The journey of learning in and out of the classroom
a flash. So fast! On one hand, the rational side of mine tells me that I need my Internet and phone access to the world out there. On the other, my emotions overwhelm me with the lives that the kids are living, in their home called living hope. What stays in memory from that night the most was a segment which tells a simple story of how the children's lives were transformed, along with the growth of the Home. The story of how a kid who lost his house, has now a bed and a roof over his head. The story of how a kid who was always hungry, has now 3 meals a day. The story of how a kid who is born poor, is now rich in love. The story of how a kid with no education, can now speak simple English. The story of how a kid was alone an orphan, has now friends and family in a place called Living Hope Children's Home. How apt. Living hope. A noble cause, started from a dream built into a reality, and now shared with more than a hundred young minds ever-ready to see the bright future. There is hope in life, even for the poorest of kids. And there is hope in life, as long as we do not stop believing. Some kids had nothing to begin with, no food, no clothes, no bed, no roof over their heads, no love. But now, they have them all. More importantly, they are happy and contented. The handshakes and smiles on their familiar faces brought me back to 12th June when I first shook their hands in the church. The feeling of hope, gratefulness and liveliness didn't change. What changed was the tinge of sadness on the knowledge that the feeling has to go into the memory bank. But one thing is for sure, that the kids are in good hands. They are in good hands.

The day of Farewell:

Left the Home with a heavy heart, saddened to have left, tears welling up as we waved our last goodbye and choked on our last few words. It's never easy to say goodbye. This was perhaps one of the most difficult ones for me. And something really struck me hard as we jumped over the wall that separated the Home from the open field. Thinking that I could still wave to the kids through the windows from the rooms facing the field, what appeared in front of my eyes was a plain white wall with no clear opening and hands waving. There were no windows, something so apparent yet only noticeable to my naked eyes on the day of goodbye. And that is the reality, we are going back to our world of comfort and the kids will stay on behind that wall in their normal lives. The writings on the top left hand corner of the plain wall reads: living hope children's home. That 4 words will be firmly etched in our minds. Living hope that have been provided for them and living hope shall continue to be shone on them. And to answer to their pleads of:" Anna, aka, come again next year okay?" We, I'm sure, all of us would really hope to be back, and defeat the saying of some that the goodbye was probably the last time we'll ever see the kids and the local friends in our lifetime. Let that be the living hope.

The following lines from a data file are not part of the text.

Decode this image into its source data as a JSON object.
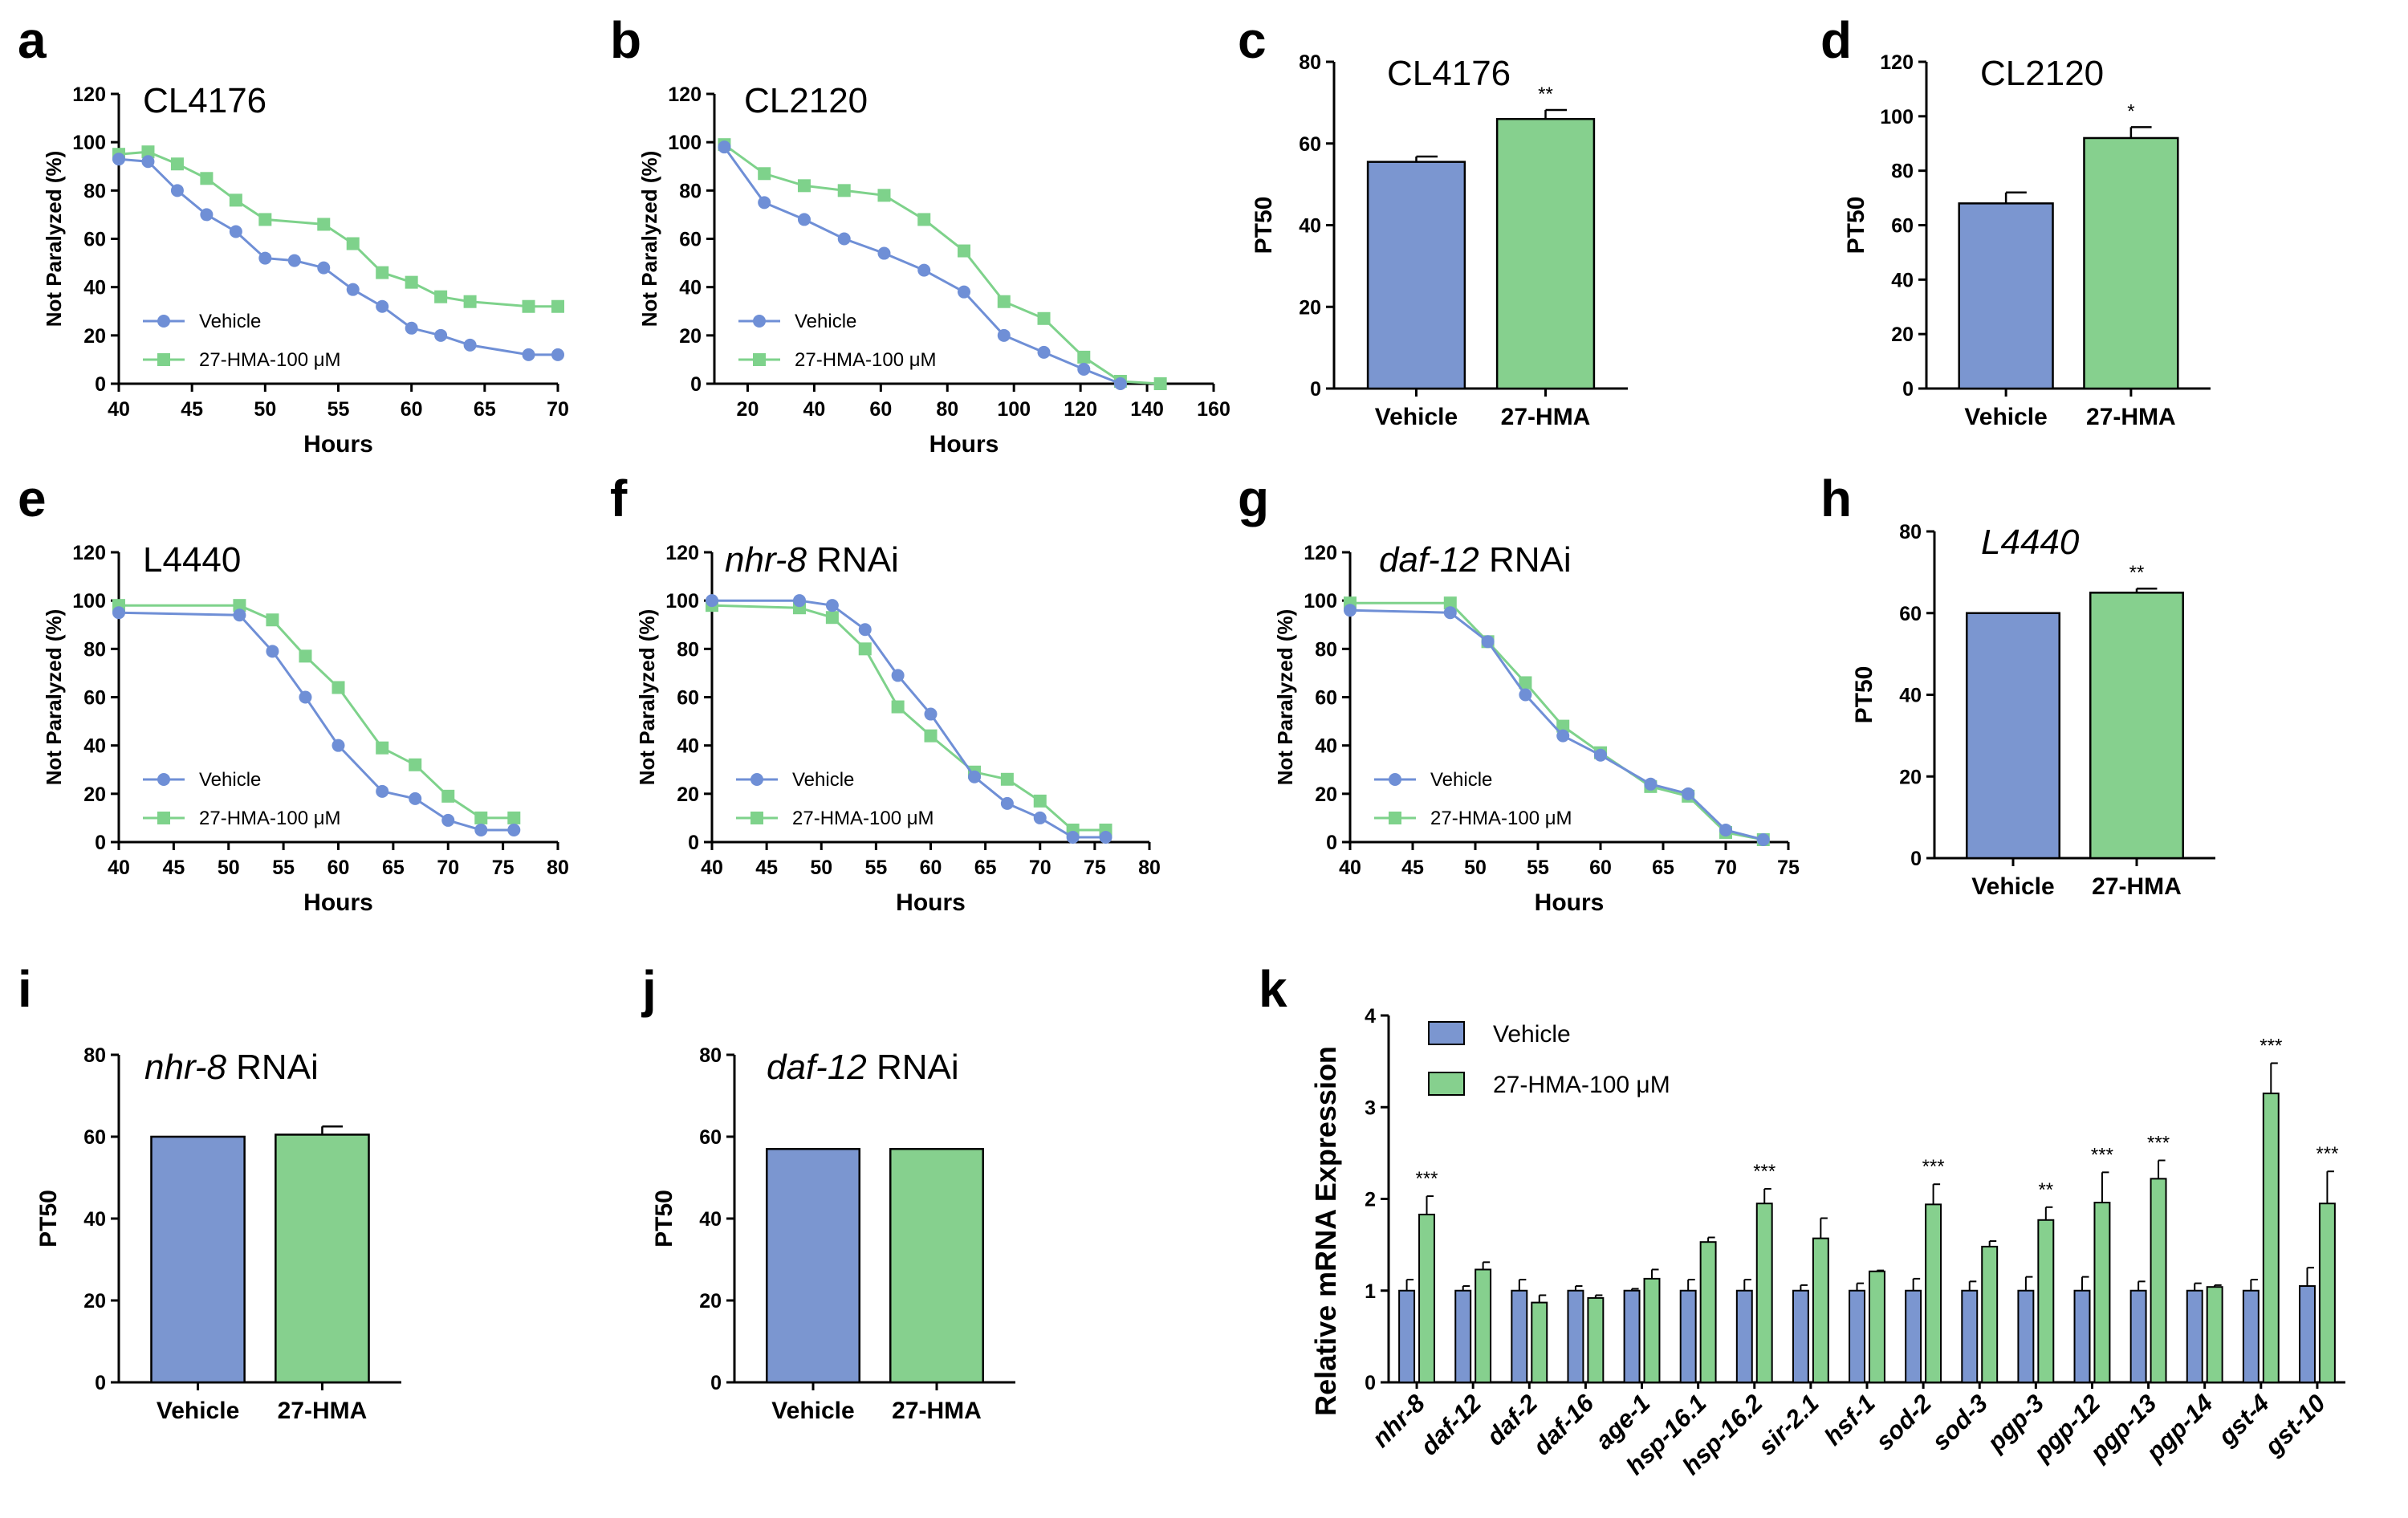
{
  "colors": {
    "vehicle": "#7b96d0",
    "hma": "#86d08e",
    "vehicle_line": "#6f8fd6",
    "hma_line": "#7ed28b"
  },
  "panels": [
    {
      "id": "a",
      "letter": "a"
    },
    {
      "id": "b",
      "letter": "b"
    },
    {
      "id": "c",
      "letter": "c"
    },
    {
      "id": "d",
      "letter": "d"
    },
    {
      "id": "e",
      "letter": "e"
    },
    {
      "id": "f",
      "letter": "f"
    },
    {
      "id": "g",
      "letter": "g"
    },
    {
      "id": "h",
      "letter": "h"
    },
    {
      "id": "i",
      "letter": "i"
    },
    {
      "id": "j",
      "letter": "j"
    },
    {
      "id": "k",
      "letter": "k"
    }
  ],
  "chart_data": [
    {
      "panel": "a",
      "type": "line",
      "title": "CL4176",
      "title_italic": "",
      "title_rest": "",
      "xlabel": "Hours",
      "ylabel": "Not Paralyzed (%)",
      "xlim": [
        40,
        70
      ],
      "ylim": [
        0,
        120
      ],
      "xticks": [
        40,
        45,
        50,
        55,
        60,
        65,
        70
      ],
      "yticks": [
        0,
        20,
        40,
        60,
        80,
        100,
        120
      ],
      "series": [
        {
          "name": "Vehicle",
          "marker": "circle",
          "x": [
            40,
            42,
            44,
            46,
            48,
            50,
            52,
            54,
            56,
            58,
            60,
            62,
            64,
            68,
            70
          ],
          "y": [
            93,
            92,
            80,
            70,
            63,
            52,
            51,
            48,
            39,
            32,
            23,
            20,
            16,
            12,
            12
          ]
        },
        {
          "name": "27-HMA-100 μM",
          "marker": "square",
          "x": [
            40,
            42,
            44,
            46,
            48,
            50,
            54,
            56,
            58,
            60,
            62,
            64,
            68,
            70
          ],
          "y": [
            95,
            96,
            91,
            85,
            76,
            68,
            66,
            58,
            46,
            42,
            36,
            34,
            32,
            32
          ]
        }
      ]
    },
    {
      "panel": "b",
      "type": "line",
      "title": "CL2120",
      "title_italic": "",
      "title_rest": "",
      "xlabel": "Hours",
      "ylabel": "Not Paralyzed (%)",
      "xlim": [
        10,
        160
      ],
      "ylim": [
        0,
        120
      ],
      "xticks": [
        20,
        40,
        60,
        80,
        100,
        120,
        140,
        160
      ],
      "yticks": [
        0,
        20,
        40,
        60,
        80,
        100,
        120
      ],
      "series": [
        {
          "name": "Vehicle",
          "marker": "circle",
          "x": [
            13,
            25,
            37,
            49,
            61,
            73,
            85,
            97,
            109,
            121,
            132
          ],
          "y": [
            98,
            75,
            68,
            60,
            54,
            47,
            38,
            20,
            13,
            6,
            0
          ]
        },
        {
          "name": "27-HMA-100 μM",
          "marker": "square",
          "x": [
            13,
            25,
            37,
            49,
            61,
            73,
            85,
            97,
            109,
            121,
            132,
            144
          ],
          "y": [
            99,
            87,
            82,
            80,
            78,
            68,
            55,
            34,
            27,
            11,
            1,
            0
          ]
        }
      ]
    },
    {
      "panel": "c",
      "type": "bar",
      "title": "CL4176",
      "title_italic": "",
      "title_rest": "",
      "xlabel": "",
      "ylabel": "PT50",
      "ylim": [
        0,
        80
      ],
      "yticks": [
        0,
        20,
        40,
        60,
        80
      ],
      "categories": [
        "Vehicle",
        "27-HMA"
      ],
      "values": [
        55.5,
        66
      ],
      "errors": [
        1.3,
        2.2
      ],
      "sig": [
        "",
        "**"
      ]
    },
    {
      "panel": "d",
      "type": "bar",
      "title": "CL2120",
      "title_italic": "",
      "title_rest": "",
      "xlabel": "",
      "ylabel": "PT50",
      "ylim": [
        0,
        120
      ],
      "yticks": [
        0,
        20,
        40,
        60,
        80,
        100,
        120
      ],
      "categories": [
        "Vehicle",
        "27-HMA"
      ],
      "values": [
        68,
        92
      ],
      "errors": [
        4,
        4
      ],
      "sig": [
        "",
        "*"
      ]
    },
    {
      "panel": "e",
      "type": "line",
      "title": "L4440",
      "title_italic": "",
      "title_rest": "",
      "xlabel": "Hours",
      "ylabel": "Not Paralyzed (%)",
      "xlim": [
        40,
        80
      ],
      "ylim": [
        0,
        120
      ],
      "xticks": [
        40,
        45,
        50,
        55,
        60,
        65,
        70,
        75,
        80
      ],
      "yticks": [
        0,
        20,
        40,
        60,
        80,
        100,
        120
      ],
      "series": [
        {
          "name": "Vehicle",
          "marker": "circle",
          "x": [
            40,
            51,
            54,
            57,
            60,
            64,
            67,
            70,
            73,
            76
          ],
          "y": [
            95,
            94,
            79,
            60,
            40,
            21,
            18,
            9,
            5,
            5
          ]
        },
        {
          "name": "27-HMA-100 μM",
          "marker": "square",
          "x": [
            40,
            51,
            54,
            57,
            60,
            64,
            67,
            70,
            73,
            76
          ],
          "y": [
            98,
            98,
            92,
            77,
            64,
            39,
            32,
            19,
            10,
            10
          ]
        }
      ]
    },
    {
      "panel": "f",
      "type": "line",
      "title": "",
      "title_italic": "nhr-8",
      "title_rest": " RNAi",
      "xlabel": "Hours",
      "ylabel": "Not Paralyzed (%)",
      "xlim": [
        40,
        80
      ],
      "ylim": [
        0,
        120
      ],
      "xticks": [
        40,
        45,
        50,
        55,
        60,
        65,
        70,
        75,
        80
      ],
      "yticks": [
        0,
        20,
        40,
        60,
        80,
        100,
        120
      ],
      "series": [
        {
          "name": "Vehicle",
          "marker": "circle",
          "x": [
            40,
            48,
            51,
            54,
            57,
            60,
            64,
            67,
            70,
            73,
            76
          ],
          "y": [
            100,
            100,
            98,
            88,
            69,
            53,
            27,
            16,
            10,
            2,
            2
          ]
        },
        {
          "name": "27-HMA-100 μM",
          "marker": "square",
          "x": [
            40,
            48,
            51,
            54,
            57,
            60,
            64,
            67,
            70,
            73,
            76
          ],
          "y": [
            98,
            97,
            93,
            80,
            56,
            44,
            29,
            26,
            17,
            5,
            5
          ]
        }
      ]
    },
    {
      "panel": "g",
      "type": "line",
      "title": "",
      "title_italic": "daf-12",
      "title_rest": " RNAi",
      "xlabel": "Hours",
      "ylabel": "Not Paralyzed (%)",
      "xlim": [
        40,
        75
      ],
      "ylim": [
        0,
        120
      ],
      "xticks": [
        40,
        45,
        50,
        55,
        60,
        65,
        70,
        75
      ],
      "yticks": [
        0,
        20,
        40,
        60,
        80,
        100,
        120
      ],
      "series": [
        {
          "name": "Vehicle",
          "marker": "circle",
          "x": [
            40,
            48,
            51,
            54,
            57,
            60,
            64,
            67,
            70,
            73
          ],
          "y": [
            96,
            95,
            83,
            61,
            44,
            36,
            24,
            20,
            5,
            1
          ]
        },
        {
          "name": "27-HMA-100 μM",
          "marker": "square",
          "x": [
            40,
            48,
            51,
            54,
            57,
            60,
            64,
            67,
            70,
            73
          ],
          "y": [
            99,
            99,
            83,
            66,
            48,
            37,
            23,
            19,
            4,
            1
          ]
        }
      ]
    },
    {
      "panel": "h",
      "type": "bar",
      "title": "",
      "title_italic": "L4440",
      "title_rest": "",
      "xlabel": "",
      "ylabel": "PT50",
      "ylim": [
        0,
        80
      ],
      "yticks": [
        0,
        20,
        40,
        60,
        80
      ],
      "categories": [
        "Vehicle",
        "27-HMA"
      ],
      "values": [
        60,
        65
      ],
      "errors": [
        0,
        1
      ],
      "sig": [
        "",
        "**"
      ]
    },
    {
      "panel": "i",
      "type": "bar",
      "title": "",
      "title_italic": "nhr-8",
      "title_rest": " RNAi",
      "xlabel": "",
      "ylabel": "PT50",
      "ylim": [
        0,
        80
      ],
      "yticks": [
        0,
        20,
        40,
        60,
        80
      ],
      "categories": [
        "Vehicle",
        "27-HMA"
      ],
      "values": [
        60,
        60.5
      ],
      "errors": [
        0,
        2
      ],
      "sig": [
        "",
        ""
      ]
    },
    {
      "panel": "j",
      "type": "bar",
      "title": "",
      "title_italic": "daf-12",
      "title_rest": " RNAi",
      "xlabel": "",
      "ylabel": "PT50",
      "ylim": [
        0,
        80
      ],
      "yticks": [
        0,
        20,
        40,
        60,
        80
      ],
      "categories": [
        "Vehicle",
        "27-HMA"
      ],
      "values": [
        57,
        57
      ],
      "errors": [
        0,
        0
      ],
      "sig": [
        "",
        ""
      ]
    },
    {
      "panel": "k",
      "type": "bar",
      "title": "",
      "xlabel": "",
      "ylabel": "Relative  mRNA Expression",
      "ylim": [
        0,
        4
      ],
      "yticks": [
        0,
        1,
        2,
        3,
        4
      ],
      "categories": [
        "nhr-8",
        "daf-12",
        "daf-2",
        "daf-16",
        "age-1",
        "hsp-16.1",
        "hsp-16.2",
        "sir-2.1",
        "hsf-1",
        "sod-2",
        "sod-3",
        "pgp-3",
        "pgp-12",
        "pgp-13",
        "pgp-14",
        "gst-4",
        "gst-10"
      ],
      "series": [
        {
          "name": "Vehicle",
          "values": [
            1.0,
            1.0,
            1.0,
            1.0,
            1.0,
            1.0,
            1.0,
            1.0,
            1.0,
            1.0,
            1.0,
            1.0,
            1.0,
            1.0,
            1.0,
            1.0,
            1.05
          ],
          "errors": [
            0.12,
            0.05,
            0.12,
            0.05,
            0.02,
            0.12,
            0.12,
            0.06,
            0.08,
            0.13,
            0.1,
            0.15,
            0.15,
            0.1,
            0.08,
            0.12,
            0.2
          ]
        },
        {
          "name": "27-HMA-100 μM",
          "values": [
            1.83,
            1.23,
            0.87,
            0.92,
            1.13,
            1.53,
            1.95,
            1.57,
            1.21,
            1.94,
            1.48,
            1.77,
            1.96,
            2.22,
            1.04,
            3.15,
            1.95
          ],
          "errors": [
            0.2,
            0.08,
            0.08,
            0.03,
            0.1,
            0.05,
            0.16,
            0.22,
            0.01,
            0.22,
            0.06,
            0.14,
            0.33,
            0.2,
            0.02,
            0.33,
            0.35
          ]
        }
      ],
      "sig": [
        "***",
        "",
        "",
        "",
        "",
        "",
        "***",
        "",
        "",
        "***",
        "",
        "**",
        "***",
        "***",
        "",
        "***",
        "***"
      ]
    }
  ]
}
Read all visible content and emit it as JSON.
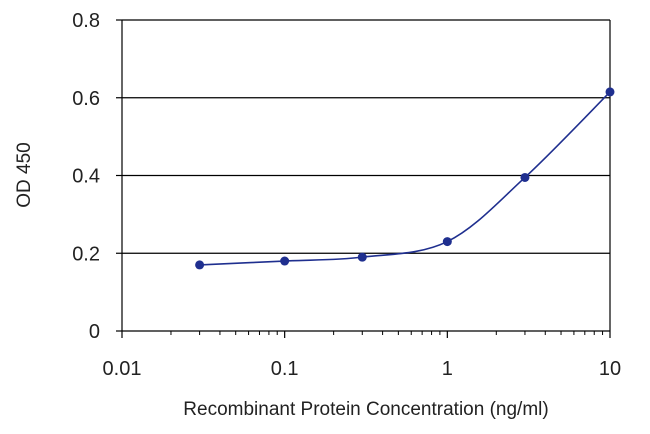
{
  "chart_data": {
    "type": "line",
    "title": "",
    "xlabel": "Recombinant Protein Concentration (ng/ml)",
    "ylabel": "OD 450",
    "x_scale": "log",
    "xlim": [
      0.01,
      10
    ],
    "ylim": [
      0,
      0.8
    ],
    "x_ticks": [
      "0.01",
      "0.1",
      "1",
      "10"
    ],
    "y_ticks": [
      "0",
      "0.2",
      "0.4",
      "0.6",
      "0.8"
    ],
    "gridlines": "horizontal",
    "legend": "none",
    "colors": {
      "series": "#1f2f8f",
      "grid": "#000000",
      "axis": "#000000",
      "text": "#222222"
    },
    "series": [
      {
        "x": [
          0.03,
          0.1,
          0.3,
          1,
          3,
          10
        ],
        "y": [
          0.17,
          0.18,
          0.19,
          0.23,
          0.395,
          0.615
        ]
      }
    ]
  }
}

With that, I would really like to acknowledge each and every single one of the volunteers who have contributed to this cause. Pastor John, and his family for this noble work for which wouldn't have happened had it not been for his dream turned reality. The local volunteers alongside Dhiraj; Akash, Ameetha, Manahor, Raju, Manish, Bunty, Ada, Abilash, Lira, Shinny for all the precious time put into this project, and more importantly the warm hospitality, all the fun times we've had and the friendships forged. The Singapore volunteers John, Li Hui, Wilson, Guan Jun, Durwin, Yoga, Kunal, Russell, Valerie, Eunice, Noriko, Sharon, Vanessa, Nicolette, Syahirah, Kimberlyn, Clarissa for the commitment and hard work done for it wouldn't be as successful as it was without the contributions from each and everyone of us, so *2 claps* *power woosh* GREAT JOB PEOPLE! Let the end of the YEP be the start more great things to come =)


25th January 2013

I'm pleased to see that you went back to blog previous trips.
25th January 2013

Traveling is an education
Thank you for sharing your experiences. I've really enjoyed your blog and look forward to reading others.